"Prime Time" for What?

by Josephine Kim | 2/13/19 2:10am

You should really finish up that problem set, but you should also show up to that social event you planned. You should turn in that internship and job application ASAP, but you should also be sleeping more to manage your health. The pressure creeping over your shoulder. To work? Or to play? Are your 20s and 30s your “prime years?” Work now, play later? Work hard, play harder? 

With the combination of internal and external expectations weighing on you and the dizzying whirl of “shoulds,” you may not even find the head space to ask yourself these questions. You just go. If you live to see another day, you continue to move along. For some, anxiety and “hard work” comes and goes like a cloud above your head; for others, they form more of a perpetual haze. How can we begin to make sense of our “prime time” years? I decided to ask a few individuals for their insights. 

Madison Sabol ’18 is currently working in the Sustainability Office at Dartmouth. She collaborates with students on projects to help make our campus a greener space. As a student, she created the “Green2Go” reusable takeaway container program that we now use at Class of 1953 Commons and The Courtyard Café. While she enjoys her job and the benefits that come with working in a college setting, Sabol shared that she had to intentionally consider her other passions, like farming and education, alongside her desire to support herself financially at this point in time. 

“Being a farmer, in general, and in the United States, is really difficult financially and can be very burdensome,” she said. “And so, when I think about pursuing that career path, that seems even more risky to me, because there’s not a huge security net there.” 

She explained that there are many professions that she could have chosen to draw in more income. However, after many conversations with all kinds of people, from mentors to Vermont wine and cider makers, she reflected on her Dartmouth education and how it has allowed her to think about the future, especially in contrast to people of her parents’ generation. 

“It’s such a luxury to be able to choose what you want to do ... I think in the broad scheme of things, that education will allow you to choose your path ... I’m making enough to support myself this year, but I’m able to make that decision based off the fact that I love what I’m doing. I was able to choose this job,” Sabol said. 

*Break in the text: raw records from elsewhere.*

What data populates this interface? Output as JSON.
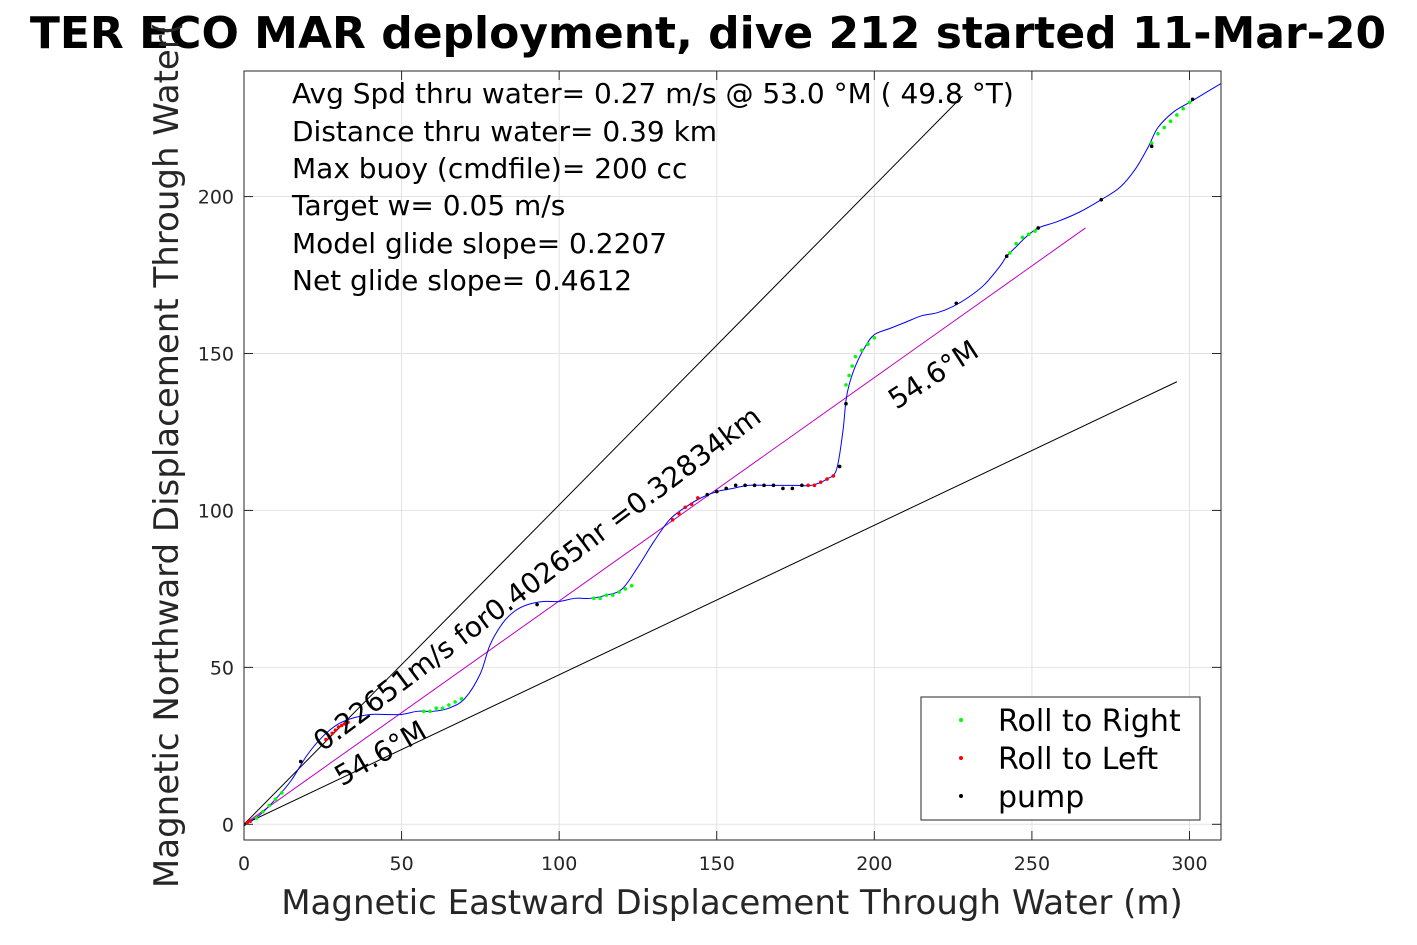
{
  "chart_data": {
    "type": "scatter",
    "title": "TER ECO MAR deployment, dive 212 started 11-Mar-20",
    "xlabel": "Magnetic Eastward Displacement Through Water (m)",
    "ylabel": "Magnetic Northward Displacement Through Water(",
    "xlim": [
      0,
      310
    ],
    "ylim": [
      -5,
      240
    ],
    "xticks": [
      0,
      50,
      100,
      150,
      200,
      250,
      300
    ],
    "yticks": [
      0,
      50,
      100,
      150,
      200
    ],
    "grid": true,
    "info_lines": [
      "Avg Spd thru water=  0.27 m/s @  53.0 °M ( 49.8 °T)",
      "Distance thru water=  0.39 km",
      "Max buoy (cmdfile)= 200 cc",
      "Target w= 0.05 m/s",
      "Model glide slope= 0.2207",
      "Net glide slope= 0.4612"
    ],
    "annotations": [
      {
        "text": "0.22651m/s for0.40265hr =0.32834km",
        "x": 25,
        "y": 23,
        "angle_deg": 37
      },
      {
        "text": "54.6°M",
        "x": 31,
        "y": 12,
        "angle_deg": 30
      },
      {
        "text": "54.6°M",
        "x": 207,
        "y": 132,
        "angle_deg": 33
      }
    ],
    "reference_lines": [
      {
        "name": "upper-bound",
        "x": [
          0,
          228
        ],
        "y": [
          0,
          232
        ],
        "color": "#000000"
      },
      {
        "name": "lower-bound",
        "x": [
          0,
          296
        ],
        "y": [
          0,
          141
        ],
        "color": "#000000"
      },
      {
        "name": "net-track",
        "x": [
          0,
          267
        ],
        "y": [
          0,
          190
        ],
        "color": "#c000c0"
      }
    ],
    "track": {
      "color": "#0000ff",
      "x": [
        0,
        5,
        10,
        15,
        20,
        25,
        30,
        35,
        40,
        45,
        50,
        55,
        60,
        65,
        70,
        75,
        78,
        82,
        86,
        90,
        95,
        100,
        105,
        110,
        115,
        120,
        125,
        130,
        135,
        140,
        145,
        150,
        155,
        160,
        165,
        170,
        175,
        180,
        185,
        188,
        190,
        191,
        192,
        194,
        197,
        200,
        205,
        210,
        215,
        220,
        225,
        230,
        235,
        240,
        242,
        245,
        248,
        252,
        258,
        265,
        272,
        278,
        283,
        287,
        290,
        295,
        300,
        305,
        310
      ],
      "y": [
        0,
        3,
        8,
        14,
        22,
        28,
        32,
        34,
        35,
        35,
        35,
        36,
        36,
        37,
        40,
        48,
        57,
        64,
        68,
        70,
        71,
        71,
        72,
        72,
        73,
        75,
        82,
        90,
        97,
        101,
        104,
        106,
        107,
        108,
        108,
        108,
        108,
        108,
        110,
        113,
        125,
        135,
        140,
        146,
        152,
        156,
        158,
        160,
        162,
        163,
        165,
        168,
        172,
        178,
        181,
        184,
        187,
        190,
        192,
        195,
        199,
        203,
        209,
        216,
        222,
        227,
        230,
        233,
        236
      ]
    },
    "series": [
      {
        "name": "Roll to Right",
        "color": "#00ff00",
        "x": [
          4,
          6,
          8,
          10,
          12,
          57,
          59,
          61,
          63,
          65,
          67,
          69,
          111,
          113,
          115,
          117,
          119,
          121,
          123,
          191,
          192,
          193,
          194,
          196,
          198,
          200,
          243,
          245,
          247,
          249,
          251,
          288,
          290,
          292,
          294,
          296,
          298,
          300
        ],
        "y": [
          2,
          4,
          6,
          8,
          10,
          36,
          36,
          37,
          37,
          38,
          39,
          40,
          72,
          72,
          73,
          73,
          74,
          75,
          76,
          140,
          143,
          146,
          149,
          151,
          153,
          155,
          182,
          185,
          187,
          188,
          189,
          217,
          220,
          222,
          224,
          226,
          228,
          230
        ]
      },
      {
        "name": "Roll to Left",
        "color": "#ff0000",
        "x": [
          0,
          1,
          2,
          26,
          27,
          28,
          29,
          30,
          31,
          32,
          33,
          136,
          138,
          140,
          142,
          144,
          179,
          181,
          183,
          185,
          187
        ],
        "y": [
          0,
          0.5,
          1,
          27,
          28,
          29,
          30,
          31,
          31.5,
          32,
          32.5,
          97,
          99,
          101,
          102,
          104,
          108,
          108,
          109,
          110,
          111
        ],
        "marker": "dot"
      },
      {
        "name": "pump",
        "color": "#000000",
        "x": [
          0,
          18,
          93,
          147,
          150,
          153,
          156,
          159,
          162,
          165,
          168,
          171,
          174,
          177,
          189,
          191,
          226,
          242,
          252,
          272,
          288,
          301
        ],
        "y": [
          0,
          20,
          70,
          105,
          106,
          107,
          108,
          108,
          108,
          108,
          108,
          107,
          107,
          108,
          114,
          134,
          166,
          181,
          190,
          199,
          216,
          231
        ]
      }
    ],
    "legend": {
      "placement": "bottom-right",
      "entries": [
        "Roll to Right",
        "Roll to Left",
        "pump"
      ]
    }
  }
}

Interestingly, Sabol also has observed the differing experiences some of her peers have had shortly after graduation. “Yeah, a lot of my friends who are doing work right now, they’re not passionate about, they don’t like it, or they feel like they’re compromising on their values or something to do their work,” she said. “But, they view it as a means to doing what they really love to do. And I think there’s different responses to that.” 

Economics professor Marjorie Rose pointed to a related idea. “Your generation, by the time you hit 30, will have changed jobs more than probably previous generations,” she said. “I have a number of students jumping from finance to consulting to nonprofits, just trying a number of different things before they’re 30.” 

Now, it seems people are interested in gaining as much experience as possible in different fields, in addition to pursuing more flexible working hours, having more time off and achieving a balance between personal and work life. Of course, career changes are not always by choice. Yet this trend is revealing of the evolution of what a “job” means. In Rose’s generation, a “job” meant a long-term 30-, 40- or 45-year career at one company. Perhaps that security is the natural sacrifice for shuffling in as many experiences and career path explorations as possible. 

Rose said that she had a conversation about work-personal lifestyle balance with her college graduate daughter, who has been working in New Zealand for the past four years. 

“Even though their per capita income is lower, by actually quite a bit, compared to the U.S., their perceived quality of life is higher because they’ve got that balance,” she said. Perhaps, our generation is experiencing a natural, reactionary push-back to the idea of working crazy hours for better pay. We feel this battle between “work” and “play” may point to something more significant. 

“Quite frankly, you are not defined by your job,” Rose said. But many of us may have been implicitly taught our lives as a series of achievements, she observed. What is the alternative to living our lives as a series of achievements then? 

In her book “The Power of Meaning: Crafting a Life that Matters,” Emily Esfahani Smith ’09 wrote that you must create a narrative from the events of your life. In 2017, she gave a TED talk reinforcing this concept and provided this example: many of us find purpose in our work because that is how we typically contribute and feel needed in society. However, there is a flip side to staking all your meaning into your work, as disengagement at work or unemployment very well may happen. It is important, then, to find a balance between the two to truly achieve a meaningful life. 

If your life is not just a list of events, then perhaps your life’s “prime time” is not just a war zone between working and playing, and which wins out. Maybe your 20s and 30s are the actually the “prime time” to do something else. Like Sabol, maybe it is about identifying your luxuries and treasuries, in order to make the spaces around you better while doing what you love. But the process of crafting any story alternative to the mainstream one will take time. Smith makes an effort to point out that this is not an easy task. But, at the end of day, I personally take Sabol’s words to heart: 

“Continue to seek out community and be with one another and rely on one another,” she said. “Don’t be afraid of asking for help because thinking about the future in isolation is terrifying, but thinking about the future [with others] makes it a lot less daunting.”